THANK YOU to my amazing husband, John Mark, who allowed me by watching our baby girl so I could spend countless hours training.  When I felt like I couldn't do it, you encouraged me that I could and held my hand every step of the way.  You even got me that spiffy bike (and you were so right, I definitely needed a road bike).  Thank you to my sweet girl, Alexandria, for letting Mama drag you around over the river and through the woods to train for this event.  Your squeals of delight as we went down the big hills and singing in your bike trailer kept me entertained and smiling despite the burning in my legs.  Thank you to my dad, who was my informal coach, who convinced me I needed to buy triathlon clothes so that I didn't have to change after the swim (Dad, you were totally right about that one).  You also took my weekly calls of me babbling about my training and always knew the right words to say to encourage me that I was taking the right track.  Thanks to my mom who listened to me when I was so tired and worn out and dealing with a 2 year old amidst my training.  And who came along and helped watch Alexandria for us so that John Mark and Dad could be there for the entirety of my race.  Thanks to Laurel for being my legs.  You are a rock star.  And thank you to my friend, Laura, who inspired me to sign up for this crazy thing.  I don't think I would have ever thought to do something like this if it weren't for your encouragement.  And thanks to everyone who read my blogs during the past two months.  You don't know it, but each "like" on Facebook or comment encouraged me to "just keep swimming" (to quote a favorite children's movie) even when it seemed impossible. 

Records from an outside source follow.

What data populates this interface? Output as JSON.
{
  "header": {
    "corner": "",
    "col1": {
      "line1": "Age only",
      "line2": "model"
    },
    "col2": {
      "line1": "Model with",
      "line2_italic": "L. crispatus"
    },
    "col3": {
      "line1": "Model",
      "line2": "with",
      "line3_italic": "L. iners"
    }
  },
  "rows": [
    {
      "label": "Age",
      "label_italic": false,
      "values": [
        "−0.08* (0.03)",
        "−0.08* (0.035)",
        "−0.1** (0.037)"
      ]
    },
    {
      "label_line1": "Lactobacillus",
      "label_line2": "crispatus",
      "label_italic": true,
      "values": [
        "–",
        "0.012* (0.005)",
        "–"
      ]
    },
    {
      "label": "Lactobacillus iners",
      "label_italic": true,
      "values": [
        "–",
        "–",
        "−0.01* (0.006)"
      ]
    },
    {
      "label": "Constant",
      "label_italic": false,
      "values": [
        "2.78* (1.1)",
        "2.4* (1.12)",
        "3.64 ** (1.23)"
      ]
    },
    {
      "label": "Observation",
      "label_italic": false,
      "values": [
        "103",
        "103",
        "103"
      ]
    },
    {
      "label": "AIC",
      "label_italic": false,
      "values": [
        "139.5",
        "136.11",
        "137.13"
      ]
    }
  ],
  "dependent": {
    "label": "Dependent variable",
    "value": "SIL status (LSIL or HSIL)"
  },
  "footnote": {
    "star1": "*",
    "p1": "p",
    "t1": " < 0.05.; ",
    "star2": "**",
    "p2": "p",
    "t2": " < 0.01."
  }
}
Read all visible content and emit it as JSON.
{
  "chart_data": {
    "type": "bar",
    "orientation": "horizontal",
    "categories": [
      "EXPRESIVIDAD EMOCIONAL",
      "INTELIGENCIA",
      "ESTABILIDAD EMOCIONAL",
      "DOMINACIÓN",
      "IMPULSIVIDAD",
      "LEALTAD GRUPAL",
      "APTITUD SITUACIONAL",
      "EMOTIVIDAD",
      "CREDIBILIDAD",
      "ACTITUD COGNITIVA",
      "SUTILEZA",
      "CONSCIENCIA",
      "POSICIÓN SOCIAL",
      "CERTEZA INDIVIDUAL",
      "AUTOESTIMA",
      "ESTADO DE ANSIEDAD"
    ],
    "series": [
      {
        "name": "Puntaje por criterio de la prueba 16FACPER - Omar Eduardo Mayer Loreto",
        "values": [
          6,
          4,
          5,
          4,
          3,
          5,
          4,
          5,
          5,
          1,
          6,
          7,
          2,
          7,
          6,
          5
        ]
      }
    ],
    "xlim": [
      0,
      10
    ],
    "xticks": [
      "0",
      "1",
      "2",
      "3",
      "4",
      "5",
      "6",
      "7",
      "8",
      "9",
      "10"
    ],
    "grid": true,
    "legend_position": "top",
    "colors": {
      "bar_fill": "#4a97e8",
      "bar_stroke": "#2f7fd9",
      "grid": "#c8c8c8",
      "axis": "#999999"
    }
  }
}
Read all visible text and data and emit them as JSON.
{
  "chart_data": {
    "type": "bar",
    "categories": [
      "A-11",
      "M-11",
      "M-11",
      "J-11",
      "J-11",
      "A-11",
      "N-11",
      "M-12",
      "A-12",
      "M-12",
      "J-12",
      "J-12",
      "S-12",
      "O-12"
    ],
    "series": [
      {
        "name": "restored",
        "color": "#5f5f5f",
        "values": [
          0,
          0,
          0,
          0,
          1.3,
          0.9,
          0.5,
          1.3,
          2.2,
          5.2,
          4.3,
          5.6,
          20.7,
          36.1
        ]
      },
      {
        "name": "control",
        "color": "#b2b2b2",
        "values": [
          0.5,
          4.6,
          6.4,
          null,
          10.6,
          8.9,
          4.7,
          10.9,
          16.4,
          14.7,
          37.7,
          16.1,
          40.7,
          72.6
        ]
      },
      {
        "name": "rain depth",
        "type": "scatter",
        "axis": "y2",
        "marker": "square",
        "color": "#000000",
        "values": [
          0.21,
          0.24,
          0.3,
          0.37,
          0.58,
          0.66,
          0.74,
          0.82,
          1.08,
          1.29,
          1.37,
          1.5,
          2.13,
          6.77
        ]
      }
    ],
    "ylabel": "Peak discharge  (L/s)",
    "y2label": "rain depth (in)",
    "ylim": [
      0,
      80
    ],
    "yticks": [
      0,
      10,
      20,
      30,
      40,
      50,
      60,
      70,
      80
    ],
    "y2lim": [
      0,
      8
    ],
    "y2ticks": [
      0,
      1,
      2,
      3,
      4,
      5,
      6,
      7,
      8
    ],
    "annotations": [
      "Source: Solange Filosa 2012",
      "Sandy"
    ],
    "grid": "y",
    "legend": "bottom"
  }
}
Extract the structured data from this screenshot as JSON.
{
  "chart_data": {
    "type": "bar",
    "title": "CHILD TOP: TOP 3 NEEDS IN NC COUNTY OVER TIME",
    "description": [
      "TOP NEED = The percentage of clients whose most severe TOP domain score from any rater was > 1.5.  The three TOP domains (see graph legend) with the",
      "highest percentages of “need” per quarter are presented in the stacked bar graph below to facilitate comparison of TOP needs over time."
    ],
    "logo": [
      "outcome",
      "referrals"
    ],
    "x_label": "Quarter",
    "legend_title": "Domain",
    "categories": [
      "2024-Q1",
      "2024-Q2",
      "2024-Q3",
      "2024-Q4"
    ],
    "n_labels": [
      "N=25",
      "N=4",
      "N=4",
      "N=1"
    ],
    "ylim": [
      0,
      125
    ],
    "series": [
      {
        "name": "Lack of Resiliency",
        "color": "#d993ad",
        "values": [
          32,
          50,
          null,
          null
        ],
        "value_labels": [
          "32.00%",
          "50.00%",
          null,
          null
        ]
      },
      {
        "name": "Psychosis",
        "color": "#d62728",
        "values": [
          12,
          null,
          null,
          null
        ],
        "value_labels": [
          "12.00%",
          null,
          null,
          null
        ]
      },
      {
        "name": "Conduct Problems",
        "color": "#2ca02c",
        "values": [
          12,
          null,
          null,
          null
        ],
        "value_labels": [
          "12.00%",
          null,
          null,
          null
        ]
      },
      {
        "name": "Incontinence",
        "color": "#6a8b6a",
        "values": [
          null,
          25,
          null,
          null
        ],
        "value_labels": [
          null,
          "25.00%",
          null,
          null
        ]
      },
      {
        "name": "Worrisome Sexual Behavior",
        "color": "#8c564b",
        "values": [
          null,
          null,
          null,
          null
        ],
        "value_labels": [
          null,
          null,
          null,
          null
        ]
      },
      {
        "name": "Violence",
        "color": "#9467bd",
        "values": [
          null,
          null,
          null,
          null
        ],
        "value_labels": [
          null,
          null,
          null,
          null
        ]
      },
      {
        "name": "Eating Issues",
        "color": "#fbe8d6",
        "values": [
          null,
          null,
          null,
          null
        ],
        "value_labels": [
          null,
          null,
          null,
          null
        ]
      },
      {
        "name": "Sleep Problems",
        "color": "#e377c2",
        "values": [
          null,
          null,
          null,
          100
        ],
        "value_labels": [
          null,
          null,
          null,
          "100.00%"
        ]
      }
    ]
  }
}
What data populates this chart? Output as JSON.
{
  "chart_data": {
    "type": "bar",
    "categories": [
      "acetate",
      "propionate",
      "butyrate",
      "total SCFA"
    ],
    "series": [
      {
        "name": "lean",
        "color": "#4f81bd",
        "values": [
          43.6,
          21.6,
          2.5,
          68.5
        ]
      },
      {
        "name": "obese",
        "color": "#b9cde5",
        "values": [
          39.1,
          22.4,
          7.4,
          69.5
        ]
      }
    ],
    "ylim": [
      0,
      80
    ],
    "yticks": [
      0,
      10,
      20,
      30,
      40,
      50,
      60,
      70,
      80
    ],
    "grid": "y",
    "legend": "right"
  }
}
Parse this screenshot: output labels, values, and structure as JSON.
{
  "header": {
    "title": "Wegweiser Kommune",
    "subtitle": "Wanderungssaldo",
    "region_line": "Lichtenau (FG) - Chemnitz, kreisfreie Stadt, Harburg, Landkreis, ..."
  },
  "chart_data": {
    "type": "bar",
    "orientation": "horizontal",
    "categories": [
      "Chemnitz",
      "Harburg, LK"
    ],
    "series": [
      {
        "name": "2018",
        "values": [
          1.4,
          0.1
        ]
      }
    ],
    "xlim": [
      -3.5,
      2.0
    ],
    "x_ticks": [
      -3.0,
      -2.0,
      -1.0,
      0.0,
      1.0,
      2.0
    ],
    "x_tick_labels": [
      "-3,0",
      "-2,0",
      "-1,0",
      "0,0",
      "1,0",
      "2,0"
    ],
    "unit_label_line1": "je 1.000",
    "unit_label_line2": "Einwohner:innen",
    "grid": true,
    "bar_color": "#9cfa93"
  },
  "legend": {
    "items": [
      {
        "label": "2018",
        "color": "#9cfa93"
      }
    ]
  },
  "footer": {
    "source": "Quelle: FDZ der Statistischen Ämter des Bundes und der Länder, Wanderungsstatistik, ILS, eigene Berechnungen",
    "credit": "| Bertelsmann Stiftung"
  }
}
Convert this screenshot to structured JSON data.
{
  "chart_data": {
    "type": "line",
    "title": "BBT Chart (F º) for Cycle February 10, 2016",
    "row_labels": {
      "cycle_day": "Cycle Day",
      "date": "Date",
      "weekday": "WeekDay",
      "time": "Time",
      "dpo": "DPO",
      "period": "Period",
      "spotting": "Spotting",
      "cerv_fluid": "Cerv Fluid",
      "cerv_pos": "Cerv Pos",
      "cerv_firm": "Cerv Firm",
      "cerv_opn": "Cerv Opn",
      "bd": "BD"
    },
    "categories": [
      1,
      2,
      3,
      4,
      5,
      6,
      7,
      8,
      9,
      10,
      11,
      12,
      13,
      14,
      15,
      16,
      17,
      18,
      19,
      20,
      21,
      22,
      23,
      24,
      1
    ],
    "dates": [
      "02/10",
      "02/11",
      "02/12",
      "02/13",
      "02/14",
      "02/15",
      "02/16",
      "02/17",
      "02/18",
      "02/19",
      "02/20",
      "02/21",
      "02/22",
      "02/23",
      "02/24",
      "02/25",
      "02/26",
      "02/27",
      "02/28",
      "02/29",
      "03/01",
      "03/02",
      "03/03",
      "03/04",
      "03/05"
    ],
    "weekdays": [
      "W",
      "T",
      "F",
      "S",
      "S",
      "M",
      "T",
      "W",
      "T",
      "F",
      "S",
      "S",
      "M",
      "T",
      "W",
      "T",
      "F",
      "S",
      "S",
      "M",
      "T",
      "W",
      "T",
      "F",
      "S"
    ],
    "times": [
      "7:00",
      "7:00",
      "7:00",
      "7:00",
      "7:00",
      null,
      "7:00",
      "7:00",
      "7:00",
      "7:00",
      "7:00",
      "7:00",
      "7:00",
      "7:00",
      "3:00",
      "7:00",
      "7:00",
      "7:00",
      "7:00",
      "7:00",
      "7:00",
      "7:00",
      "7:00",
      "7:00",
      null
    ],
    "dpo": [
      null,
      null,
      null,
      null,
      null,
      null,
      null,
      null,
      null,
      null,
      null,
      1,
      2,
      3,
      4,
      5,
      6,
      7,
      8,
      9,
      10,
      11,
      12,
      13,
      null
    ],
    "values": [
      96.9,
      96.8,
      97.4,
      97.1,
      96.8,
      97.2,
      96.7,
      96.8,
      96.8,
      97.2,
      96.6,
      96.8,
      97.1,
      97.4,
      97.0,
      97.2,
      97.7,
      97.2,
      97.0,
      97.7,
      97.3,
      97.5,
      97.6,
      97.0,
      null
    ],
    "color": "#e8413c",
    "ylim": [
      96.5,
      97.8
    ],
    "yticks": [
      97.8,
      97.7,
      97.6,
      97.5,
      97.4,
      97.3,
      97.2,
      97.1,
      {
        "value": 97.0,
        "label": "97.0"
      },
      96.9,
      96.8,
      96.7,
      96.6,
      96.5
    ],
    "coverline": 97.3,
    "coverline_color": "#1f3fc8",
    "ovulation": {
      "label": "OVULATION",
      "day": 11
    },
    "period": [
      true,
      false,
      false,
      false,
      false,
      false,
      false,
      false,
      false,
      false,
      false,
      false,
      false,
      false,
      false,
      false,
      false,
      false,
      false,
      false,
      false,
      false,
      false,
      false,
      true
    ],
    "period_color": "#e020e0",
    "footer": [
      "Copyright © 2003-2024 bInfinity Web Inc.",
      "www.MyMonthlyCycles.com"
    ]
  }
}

  1. You should be very proud of yourself! You did something I really wouldn't want to do! That's so awesome! Congratulations on finishing!


    1. Thanks Erica for your encouragement. Never in 100 years would I have thought I would have wanted to do something like this. You just never know what will happen in a few years!

    2. SO so proud of you for finding the time and energy and initiative to inspire yourself and others- I hope we can compete, train, and team up for many races to come! Way to go Dorothy!!!